Chapter One: Calvin in Strassburg
In July 10, 1539 John Calvin reached his thirtieth birthday. In many ways his future did not seem very promising. He had shown his intelligence and scholarship in two books he had written, but his life had been very troubled. He had fled from his native France after his conversion to the Protestant faith and had ended up in the Swiss city of Geneva. After less than two years of pastoral service there, he was exiled from Geneva along with other ministers because of their insistence on moral discipline in the church. A discouraged and embittered Calvin traveled to Strassburg, an independent, German-speaking city state in the Holy Roman Empire near the border with France.

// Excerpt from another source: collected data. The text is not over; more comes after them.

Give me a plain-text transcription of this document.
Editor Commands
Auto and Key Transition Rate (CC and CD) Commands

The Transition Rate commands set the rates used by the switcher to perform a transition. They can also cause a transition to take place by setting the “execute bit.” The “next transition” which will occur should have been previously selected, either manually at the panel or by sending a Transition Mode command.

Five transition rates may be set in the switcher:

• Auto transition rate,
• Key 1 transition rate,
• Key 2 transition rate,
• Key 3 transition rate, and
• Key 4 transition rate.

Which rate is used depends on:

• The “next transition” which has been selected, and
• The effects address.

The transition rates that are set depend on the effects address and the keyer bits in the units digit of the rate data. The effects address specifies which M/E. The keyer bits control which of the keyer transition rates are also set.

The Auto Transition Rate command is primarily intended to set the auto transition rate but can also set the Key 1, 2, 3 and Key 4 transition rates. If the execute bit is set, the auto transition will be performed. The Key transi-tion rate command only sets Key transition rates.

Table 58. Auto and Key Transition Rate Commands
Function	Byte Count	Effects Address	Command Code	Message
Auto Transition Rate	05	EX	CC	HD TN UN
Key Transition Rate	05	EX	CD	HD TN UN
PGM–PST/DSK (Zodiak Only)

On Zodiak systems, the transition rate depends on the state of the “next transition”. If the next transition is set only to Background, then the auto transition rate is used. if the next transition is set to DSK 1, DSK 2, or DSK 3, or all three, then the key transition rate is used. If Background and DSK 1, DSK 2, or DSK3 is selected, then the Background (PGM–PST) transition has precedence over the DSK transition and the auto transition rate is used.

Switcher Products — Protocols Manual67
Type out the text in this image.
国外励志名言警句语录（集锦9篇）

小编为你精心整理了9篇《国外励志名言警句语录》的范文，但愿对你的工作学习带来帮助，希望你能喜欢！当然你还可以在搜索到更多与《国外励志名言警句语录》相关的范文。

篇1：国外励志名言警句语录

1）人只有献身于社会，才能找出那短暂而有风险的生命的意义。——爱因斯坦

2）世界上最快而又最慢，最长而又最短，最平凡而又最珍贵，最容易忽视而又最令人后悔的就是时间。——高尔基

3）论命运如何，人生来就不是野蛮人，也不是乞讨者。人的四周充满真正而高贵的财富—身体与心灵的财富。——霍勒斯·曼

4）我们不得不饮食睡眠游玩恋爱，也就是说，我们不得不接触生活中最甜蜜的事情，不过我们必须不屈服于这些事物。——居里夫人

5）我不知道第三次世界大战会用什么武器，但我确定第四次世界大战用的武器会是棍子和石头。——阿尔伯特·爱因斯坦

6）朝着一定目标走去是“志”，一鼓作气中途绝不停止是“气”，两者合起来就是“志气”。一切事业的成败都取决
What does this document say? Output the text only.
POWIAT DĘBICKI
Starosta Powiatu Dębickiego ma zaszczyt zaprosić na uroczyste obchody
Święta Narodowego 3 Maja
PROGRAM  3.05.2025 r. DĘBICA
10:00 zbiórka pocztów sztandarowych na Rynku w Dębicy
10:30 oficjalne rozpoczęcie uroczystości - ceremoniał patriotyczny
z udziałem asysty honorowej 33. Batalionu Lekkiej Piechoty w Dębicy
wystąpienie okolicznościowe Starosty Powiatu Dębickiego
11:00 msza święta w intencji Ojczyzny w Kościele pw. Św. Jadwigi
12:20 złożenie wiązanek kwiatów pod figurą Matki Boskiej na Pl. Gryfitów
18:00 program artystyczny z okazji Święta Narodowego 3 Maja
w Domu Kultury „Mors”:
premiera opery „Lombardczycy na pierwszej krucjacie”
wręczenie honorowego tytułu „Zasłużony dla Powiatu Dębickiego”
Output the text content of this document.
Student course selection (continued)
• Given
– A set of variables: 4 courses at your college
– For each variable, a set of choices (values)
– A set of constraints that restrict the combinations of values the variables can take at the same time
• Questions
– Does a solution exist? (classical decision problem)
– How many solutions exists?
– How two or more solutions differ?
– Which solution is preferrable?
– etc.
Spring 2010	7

There he became the pastor of a small congregation of a few hundred French refugees. Calvin’s years in Strassburg were a relief for him as he enjoyed a less conspicuous life than he’d had in Geneva, pastoring, studying, and writing. At the age of thirty, in his second exile, his body was beginning to show its tendency for weakness and illness. (In fact he had less than twenty-five years to live.) No one could have predicted that from these modest and uncertain circumstances Calvin would rise to be one of the most influential men of his age and of the modern era.